On Wednesday, that chamber spent more than an hour on a motion to expel DFL Sen. Nicole Mitchell over her burglary arrest last month. GOP members said she should face expulsion for the alleged burglary of her stepmother’s home. Mitchell has said she was retrieving items of her late father’s. She is scheduled for a court hearing next month, after the legislative session adjourns.

Senate President Bobby Joe Champion, DFL-Minneapolis, paused discussion on a bill to admonish a GOP member who threw a rules book at him during an overnight debate.

“I’m going to try to be as gentle as possible because I know that tempers flare, we don’t always have to agree, that’s okay,” Champion said hours into a marathon floor session. “But it is inappropriate to come up and throw a rule book up at the president.”

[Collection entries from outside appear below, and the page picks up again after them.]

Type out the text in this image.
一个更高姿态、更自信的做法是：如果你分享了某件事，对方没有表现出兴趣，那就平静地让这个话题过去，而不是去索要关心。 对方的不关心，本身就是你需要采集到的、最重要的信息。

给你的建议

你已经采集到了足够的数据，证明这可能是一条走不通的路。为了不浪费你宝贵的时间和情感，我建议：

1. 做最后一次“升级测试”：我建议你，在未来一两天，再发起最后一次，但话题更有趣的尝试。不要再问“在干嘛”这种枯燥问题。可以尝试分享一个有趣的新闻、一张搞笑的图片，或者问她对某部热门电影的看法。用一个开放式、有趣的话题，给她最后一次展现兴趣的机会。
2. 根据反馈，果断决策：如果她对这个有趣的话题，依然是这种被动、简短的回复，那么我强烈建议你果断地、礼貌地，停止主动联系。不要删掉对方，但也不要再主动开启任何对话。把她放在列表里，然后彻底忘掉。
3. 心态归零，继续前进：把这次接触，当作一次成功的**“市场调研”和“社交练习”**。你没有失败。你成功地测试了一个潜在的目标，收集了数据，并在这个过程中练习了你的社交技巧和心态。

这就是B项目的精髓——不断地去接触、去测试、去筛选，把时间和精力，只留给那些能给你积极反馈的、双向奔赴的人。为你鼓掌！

GOP votes are needed to pass a construction projects bill — known as a bonding bill because the state issues debt to finance the work. Republicans have called for additional spending for rural emergency medical services providers, sought to block a vote on the equal rights amendment and worked to remove a provision in a bill boosting penalties for firearm straw buyers that expands rapid-fire trigger restrictions.

A $24-million boost for rural EMS providers got teed up for a Senate floor vote on Thursday, along with provisions of a capital investment bill. Republicans voiced frustration about the bills as they moved forward.

And a DFL-led conference committee approved a report that kept new trigger provisions in a bill boosting the penalty for buying a gun for someone not legally allowed to have it.

While legislative leaders said they remain hopeful about an on-time finish, there is no risk of a state government shutdown if lawmakers run out of time without completing everything.

The Legislature approved a two-year budget last year. Demuth told reporters that it might be a good thing for lawmakers to cut out early. She said DFL lawmakers “over-funded” the state last year.

“If we adjourn sine die tomorrow morning, as we got started, Minnesota would probably be better off than worse off,” she said.

MPR News politics fellow Ellie Roth contributed to this story.